Verification and Refinement of GPM Ground Validation Data at Wallops Flight Facility
Monday, 15 December 2014
The Precipitation Research Facility (PRF) at NASA’s Goddard Space Flight Center - Wallops Flight Facility (WFF) employs numerous remote sensing and in-situ instruments for the Global Precipitation Measurement (GPM) ground validation program. Among these assets are the NPOL S-band radar, D3R Ku/Ka-band radar, 2-D video disdrometers, Parsivel2 disdrometers, tipping bucket, and weighing bucket rain gauges. The WFF PRF has deployed these instruments in the Mid-Atlantic Delmarva region, and is actively collecting data for GPM ground validation.
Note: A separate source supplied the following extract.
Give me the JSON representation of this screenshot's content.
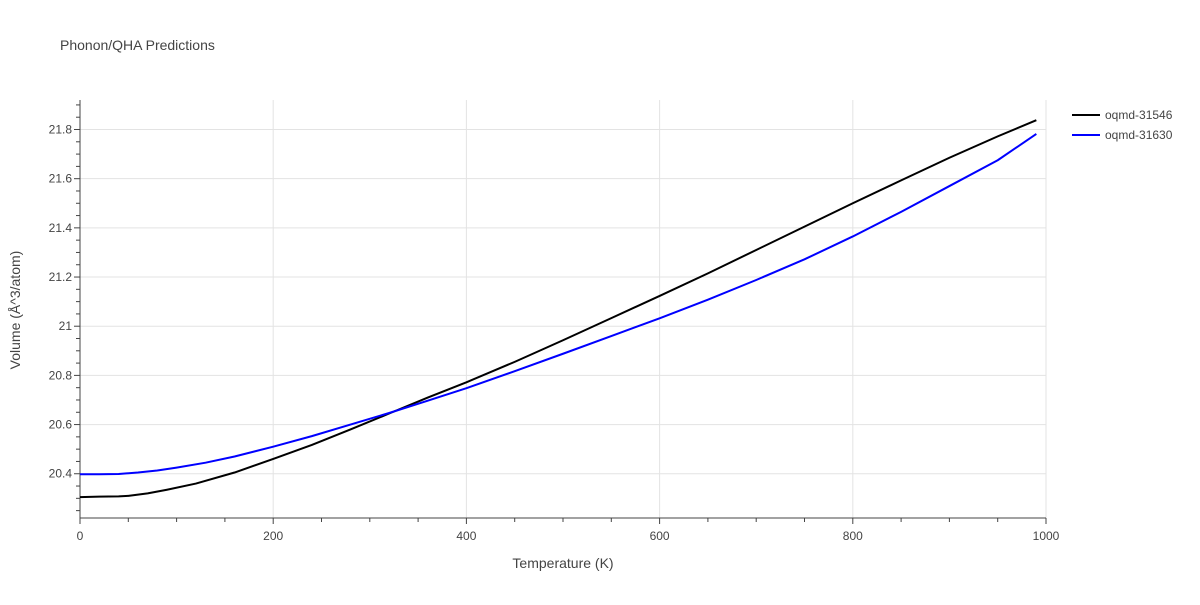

The NPOL radar is an observational tool to bridge the spatial difference between ground and satellite observations. Connecting the points near the ground between NPOL and other instruments leads to the extension of the full column through the atmosphere for direct comparisons with GPM observations. This in turn provides critical feedback to physical algorithm developers. Therefore, the verification and refinement of observations from radar, rain gauges, and disdrometers are critical to the GPM ground validation program by providing confidence in the underlying data used to validate satellite measurements. This research entails comparisons of data and derived products between validation instruments to verify and quantify differences in reflectivity, computed rain rates, and derived drop-size-distribution (DSD) parameters. Results comparing reflectivity from NPOL and 2-D video disdrometers indicate agreement within 1 dB from several significant rain events with light wind. Mixed-phase and windy events show greater variability. Rain rates and DSD parameters will show significant variability depending on computational methods chosen for each instrument. Comparisons between two radar-based dual-polarimetric approaches for estimating rain rates will be discussed, in addition to the retrieval of DSD parameters. Careful consideration of specific events will be needed for the best possible datasets for GPM statistical and physical validation.